New Course in Decision-Making to Reduce Environmental Impact
January 22, 2020
By Alec Masella
Our smallest everyday choices can have a significant impact on our environment. Knowing how to make smarter choices can help us make better decisions on how to use the planet’s limited resources wisely. Starting in the Fall semester of 2020, Dr. Michelle Hilleary will lead the course Environmental Decision-Making for the Anthropocene, as part of the curriculum for the Online Master of Natural Resources degree at the Center for Leadership in Global Sustainability (CLiGS).
“As our technologies develop and our population increases, it becomes increasingly important to recognize the impact we are making,” Michelle says. “The choices we make, both at the individual and societal levels, impact not only our personal lives, but the lives of others and the availability of our resources. This course will help students understand how to make decisions effectively to achieve their desired outcomes.”
Learning and applying decision-making models: Environmental Decision-Making for the Anthropocene will provide students the confidence to take on a multitude of challenging individual and joint decisions. The course’s design is based on open discussion so that students’ diverse backgrounds will offer different angles from which to approach a given problem. Topics will include environmental issues such as water resources and climate change, among others. Students will apply decision-making models to a variety of scenarios.
Michelle explains, “It is an extremely practical course, and it requires that students bring their own experiences into the class discussions. The value of learning numerous approaches to an environmental problem is that it balances what we want and the technical aspects of our opportunities. The method enables decision-makers to deconstruct the components of a decision: the decision frame, the objectives, the alternatives, the consequences, and the trade-offs. It facilitates clarity of choice, provides a better understanding of which uncertainties lead to selection of a different action, and empowers more effective communication around decision-making.”

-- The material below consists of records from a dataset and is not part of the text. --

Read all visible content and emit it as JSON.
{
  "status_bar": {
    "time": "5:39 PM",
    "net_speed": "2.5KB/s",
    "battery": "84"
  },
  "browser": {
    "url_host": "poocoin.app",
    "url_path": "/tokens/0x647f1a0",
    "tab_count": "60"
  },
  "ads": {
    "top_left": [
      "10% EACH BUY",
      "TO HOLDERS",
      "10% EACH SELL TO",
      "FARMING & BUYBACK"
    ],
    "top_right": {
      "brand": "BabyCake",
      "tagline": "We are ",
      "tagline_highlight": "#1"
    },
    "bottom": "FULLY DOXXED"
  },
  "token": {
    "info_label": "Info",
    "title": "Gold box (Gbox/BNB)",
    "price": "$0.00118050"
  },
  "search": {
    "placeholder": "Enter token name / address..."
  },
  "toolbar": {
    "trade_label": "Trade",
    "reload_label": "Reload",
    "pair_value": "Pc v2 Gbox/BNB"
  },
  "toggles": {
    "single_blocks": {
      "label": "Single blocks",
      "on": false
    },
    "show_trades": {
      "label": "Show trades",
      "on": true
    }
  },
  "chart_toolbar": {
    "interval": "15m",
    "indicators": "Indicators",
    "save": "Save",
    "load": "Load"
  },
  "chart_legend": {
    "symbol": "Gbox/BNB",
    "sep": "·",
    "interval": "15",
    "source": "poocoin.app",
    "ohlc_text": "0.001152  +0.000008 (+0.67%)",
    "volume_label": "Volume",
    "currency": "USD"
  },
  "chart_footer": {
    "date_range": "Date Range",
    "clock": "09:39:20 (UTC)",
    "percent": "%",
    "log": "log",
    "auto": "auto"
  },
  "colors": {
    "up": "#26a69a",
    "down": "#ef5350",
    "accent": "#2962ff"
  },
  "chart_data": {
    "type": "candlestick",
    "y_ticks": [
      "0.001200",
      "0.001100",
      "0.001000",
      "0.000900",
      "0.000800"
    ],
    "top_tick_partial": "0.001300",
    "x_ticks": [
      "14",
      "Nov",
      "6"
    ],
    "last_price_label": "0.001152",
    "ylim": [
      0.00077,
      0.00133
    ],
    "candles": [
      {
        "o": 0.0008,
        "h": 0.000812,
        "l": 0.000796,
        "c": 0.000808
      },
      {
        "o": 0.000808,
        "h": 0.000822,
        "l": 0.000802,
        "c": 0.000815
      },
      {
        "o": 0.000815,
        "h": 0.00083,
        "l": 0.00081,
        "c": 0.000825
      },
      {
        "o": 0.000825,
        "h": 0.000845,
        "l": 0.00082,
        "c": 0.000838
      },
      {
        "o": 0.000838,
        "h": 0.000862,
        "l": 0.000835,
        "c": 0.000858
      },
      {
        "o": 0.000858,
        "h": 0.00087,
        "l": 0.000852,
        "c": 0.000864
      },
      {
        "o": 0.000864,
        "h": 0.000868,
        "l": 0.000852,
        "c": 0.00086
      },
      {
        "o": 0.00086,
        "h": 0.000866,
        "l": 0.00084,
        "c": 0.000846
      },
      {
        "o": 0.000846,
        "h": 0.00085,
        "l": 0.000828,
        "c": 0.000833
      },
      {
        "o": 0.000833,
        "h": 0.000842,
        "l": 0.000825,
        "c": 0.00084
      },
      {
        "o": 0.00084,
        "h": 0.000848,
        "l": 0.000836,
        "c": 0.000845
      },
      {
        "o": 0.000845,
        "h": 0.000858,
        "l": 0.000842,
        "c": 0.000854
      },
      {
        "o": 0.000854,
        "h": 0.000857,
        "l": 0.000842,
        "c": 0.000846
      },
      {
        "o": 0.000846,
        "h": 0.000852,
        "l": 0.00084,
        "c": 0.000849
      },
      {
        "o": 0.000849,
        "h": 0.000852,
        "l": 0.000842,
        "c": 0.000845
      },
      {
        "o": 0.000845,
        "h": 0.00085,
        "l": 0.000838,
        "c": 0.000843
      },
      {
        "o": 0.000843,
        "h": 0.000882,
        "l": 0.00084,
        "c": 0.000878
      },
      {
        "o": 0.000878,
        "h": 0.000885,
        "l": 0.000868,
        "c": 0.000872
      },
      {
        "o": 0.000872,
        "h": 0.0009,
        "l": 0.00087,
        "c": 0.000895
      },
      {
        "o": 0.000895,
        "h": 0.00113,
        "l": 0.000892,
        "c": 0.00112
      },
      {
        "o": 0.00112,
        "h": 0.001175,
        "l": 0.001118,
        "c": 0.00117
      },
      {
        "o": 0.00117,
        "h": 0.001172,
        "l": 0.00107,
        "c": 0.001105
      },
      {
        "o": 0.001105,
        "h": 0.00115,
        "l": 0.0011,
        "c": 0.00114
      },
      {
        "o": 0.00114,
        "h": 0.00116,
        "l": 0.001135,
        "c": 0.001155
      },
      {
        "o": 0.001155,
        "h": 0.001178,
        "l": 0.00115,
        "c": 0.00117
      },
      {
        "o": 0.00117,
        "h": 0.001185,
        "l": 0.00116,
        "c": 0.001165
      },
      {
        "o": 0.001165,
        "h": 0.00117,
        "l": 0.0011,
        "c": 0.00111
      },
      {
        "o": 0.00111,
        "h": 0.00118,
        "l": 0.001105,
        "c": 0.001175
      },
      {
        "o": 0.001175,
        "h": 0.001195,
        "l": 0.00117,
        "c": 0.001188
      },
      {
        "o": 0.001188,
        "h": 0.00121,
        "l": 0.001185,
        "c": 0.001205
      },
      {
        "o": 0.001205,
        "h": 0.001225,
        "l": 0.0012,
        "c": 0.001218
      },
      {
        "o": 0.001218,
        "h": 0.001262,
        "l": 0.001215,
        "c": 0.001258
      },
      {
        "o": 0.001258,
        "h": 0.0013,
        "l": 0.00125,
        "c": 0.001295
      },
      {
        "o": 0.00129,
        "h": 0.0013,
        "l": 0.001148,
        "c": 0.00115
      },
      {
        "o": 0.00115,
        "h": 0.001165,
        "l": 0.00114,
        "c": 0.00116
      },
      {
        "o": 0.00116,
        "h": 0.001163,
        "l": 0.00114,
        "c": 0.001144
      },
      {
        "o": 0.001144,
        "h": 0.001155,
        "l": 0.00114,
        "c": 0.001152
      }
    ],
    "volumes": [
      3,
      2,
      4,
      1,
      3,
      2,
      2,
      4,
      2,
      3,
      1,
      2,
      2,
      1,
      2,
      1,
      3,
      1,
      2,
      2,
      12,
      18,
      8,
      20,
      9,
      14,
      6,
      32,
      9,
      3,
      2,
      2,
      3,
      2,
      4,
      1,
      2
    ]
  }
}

Creating decision roadmaps for future work: During the course, students will be asked to apply these models to real-world situations. The resulting cases will be captured in a decision journal, which they can use throughout their careers. By the end of the term, students will have a record of problems they have solved, along with the roadmaps of how they were able to reach each decision. They can also reflect on how these issues affect different environmental stakeholders.
“While the course is about people and decisions in general, it focuses on the natural resource management professional,” Michelle says. “Even when I play a technical role and provide input into an environmental decision made by others, I find that knowing this process helps better support decision-makers and clarify our relevant roles. These models make us think about sustainability problems in different ways, and they help us construct our objectives. This process, and past decision-making experiences, are what help us make informed decisions while reducing negative impact moving forward.”
Dr. Hilleary is an ecologist, decision analyst, professional coach, international cooperation specialist and a water and natural resource management expert. She has worked for the U.S. Fish & Wildlife Service and the U.S. Army Corps of Engineers in a variety of roles, developing training programs, managing international capacity development projects, leading bilateral cooperation, and supervising a team of experts to deliver international species conservation programs. Dr. Hilleary has also provided leadership coaching as a Federal Internal Coach and consultant. Dr. Hilleary received her Ph.D. from the University of Wisconsin-Madison in Botany, researching impacts of climate and policy changes on Tibetan yak herding livelihoods and alpine meadow plant biodiversity in Northwest Yunnan province, China.